ORLANDO, Fla. — When U.S. Rep. Alan Grayson’s wife called 911 on March 1, a dispatcher asked her if the congressman had touched or physically hurt her.
“Um, no,” Lolita Carson-Grayson responded. “I pushed him because he’s coming to the house and he’s been disturbing my peace.”
Carson-Grayson’s initial 911 call to authorities in Florida, as well as disparities in her later accounts of what happened last Saturday afternoon, led to the decision Friday not to pursue charges against the congressman, the Orange County Sheriff’s Office announced.
Investigators said there wasn’t enough evidence that a crime had been committed during the confrontation. They reached that conclusion after also interviewing the couple’s oldest child, Grayson and one of his aides, who shot video of the incident.

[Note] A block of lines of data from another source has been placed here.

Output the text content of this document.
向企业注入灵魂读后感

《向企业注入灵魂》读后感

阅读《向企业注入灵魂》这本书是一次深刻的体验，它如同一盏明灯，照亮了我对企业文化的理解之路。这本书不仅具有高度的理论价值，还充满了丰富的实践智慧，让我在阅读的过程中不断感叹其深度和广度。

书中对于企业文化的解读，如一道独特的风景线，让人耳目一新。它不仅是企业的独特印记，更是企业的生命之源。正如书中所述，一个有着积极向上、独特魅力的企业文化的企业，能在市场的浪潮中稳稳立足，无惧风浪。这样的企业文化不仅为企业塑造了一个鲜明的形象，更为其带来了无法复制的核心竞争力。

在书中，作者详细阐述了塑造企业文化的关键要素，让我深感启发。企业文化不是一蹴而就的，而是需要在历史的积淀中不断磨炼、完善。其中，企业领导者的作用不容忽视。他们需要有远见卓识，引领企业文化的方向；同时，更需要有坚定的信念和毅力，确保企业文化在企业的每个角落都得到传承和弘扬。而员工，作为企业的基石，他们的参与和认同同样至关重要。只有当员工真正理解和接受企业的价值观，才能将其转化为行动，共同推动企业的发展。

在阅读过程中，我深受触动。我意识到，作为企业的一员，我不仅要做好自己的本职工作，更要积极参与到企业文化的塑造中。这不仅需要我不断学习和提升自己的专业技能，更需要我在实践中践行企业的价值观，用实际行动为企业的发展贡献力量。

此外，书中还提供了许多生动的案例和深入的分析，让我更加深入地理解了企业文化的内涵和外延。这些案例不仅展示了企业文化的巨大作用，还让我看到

“The Orange County Sheriff’s Department confirmed what we have known all along: Congressman Grayson did nothing wrong,” Grayson’s office said in a statement. “We are relieved that this ridiculous ordeal is over, and that the Congressman can continue to focus on taking care of his family and serving his constituents.”
The day after the incident, Carson-Grayson drove herself to Dr. P. Phillips Hospital in Orlando, where she told emergency-room workers that her husband had pushed her against a door at their Windermere-area home and bruised her left shoulder during the dispute, a sheriff’s report states.
That allegation also was included in a petition for a domestic-violence injunction that she filed on Monday. A judge will decide whether to extend the protective order, make it permanent or dismiss it at a hearing scheduled for March 20.
At the hospital, Carson-Grayson, 53, told investigators that she and her husband of 24 years had been separated since December 2013. She claimed he had abused her physically and emotionally for years and had engaged in multiple extramarital affairs, but she never reported the alleged violence because of his position and her embarrassment.
She sued him for divorce in January. Her attorney, Terry Young, could not be reached for comment late Friday.
Deputies contacted Grayson on Sunday after his wife’s complaint at the hospital. According to deputies, Grayson responded that she was a liar and was “crazy.”
The incident has “caused tremendous embarrassment to the congressman and his family, and he’s very much pained over this,” Grayson’s attorney, Mark NeJame, said Friday night.
The dispute between the Graysons happened when he showed up that Saturday to see the couple’s children.
Carson-Grayson said her husband’s visit that Saturday was unannounced. He was “demanding” to see the children, she told deputies, as she was planning to take their 8-year-old twin boys for a play date. Grayson told investigators he went to pick up his mail and some vitamins, the report states.
According to an investigating officer, Carson-Grayson gave different accounts of the confrontation.
In her domestic-violence petition, she accused Grayson of shoving her against a door, causing her to fall down. She acknowledged pushing him in the face but said she was defending herself.
“This statement is in contrast from Victim Grayson’s account of the incident in which she advised me during my initial interview she did not fall to the ground, and she never lost her balance,” sheriff’s Detective Renee Fortinberry wrote.
The couple’s 18-year-old daughter, Skye Grayson, wrote an email, forwarded to investigators by her father’s attorney, stating that her mother was the one who became physical.
“She continued to yell at my father, pushed him and slapped him in the face,” Skye Grayson wrote. “At no time did my father hit or push my mother. In fact, my father backed away from my mother when she became physically aggressive.”
The aide’s cellphone video that Grayson’s attorneys released Wednesday shows Carson-Grayson pushing her husband twice near the door and him retreating.
The incident was recorded by the congressman’s director of constituent services, Juan Lopez, at Grayson’s request. He was afraid that his wife would “hit herself with a frying pan and blame me,” sheriff’s documents show.
On Thursday, prosecutors also filed notice that they would not pursue a domestic-battery and witness-tampering case against Skye Grayson. She was arrested Nov. 26 after her mother alleged that she battered her and pulled a phone cord from a wall as Carson-Grayson tried to call 911.
Prosecutors last month decided not to file an aggravated-battery charge stemming from the same event.